Dirichlet Simplex Nest and Geometric Inference

We propose Dirichlet Simplex Nest, a class of probabilistic models suitable for a variety of data types, and develop fast and provably accurate inference algorithms by accounting for the model's convex geometry and low dimensional simplicial structure. By exploiting the connection to Voronoi tessellation and properties of Dirichlet distribution, the proposed inference algorithm is shown to achieve consistency and strong error bound guarantees on a range of model settings and data distributions. The effectiveness of our model and the learning algorithm is demonstrated by simulations and by analyses of text and financial data.

Streaming dynamic and distributed inference of latent geometric structures

We develop new models and algorithms for learning the temporal dynamics of the topic polytopes and related geometric objects that arise in topic model based inference. Our model is nonparametric Bayesian and the corresponding inference algorithm is able to discover new topics as the time progresses.
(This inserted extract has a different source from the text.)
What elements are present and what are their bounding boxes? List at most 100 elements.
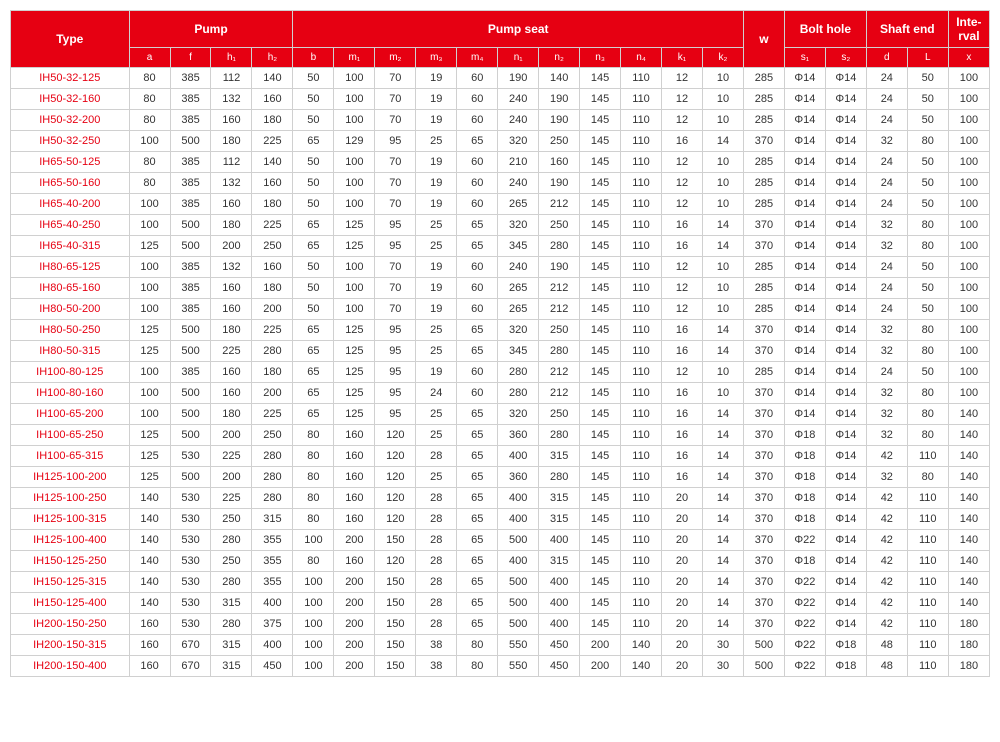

By exploiting the connection between the modeling of topic polytope evolution, Beta-Bernoulli process and the Hungarian matching algorithm, our method is shown to be several orders of magnitude faster than existing topic modeling approaches, as demonstrated by experiments working with several million documents in a dozen minutes.
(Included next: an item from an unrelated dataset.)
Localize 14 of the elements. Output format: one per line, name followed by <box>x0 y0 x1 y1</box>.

Conic Scan-and-Cover algorithms for nonparametric topic modeling

We propose new algorithms for topic modeling when the number of topics is unknown. Our approach relies on an analysis of the concentration of mass and angular geometry of the topic simplex, a convex polytope constructed by taking the convex hull of vertices representing the latent topics. Our algorithms are shown in practice to have accuracy comparable to a Gibbs sampler in terms of topic estimation, which requires the number of topics be given. Moreover, they are one of the fastest among several state of the art parametric techniques. Statistical consistency of our estimator is established under some conditions.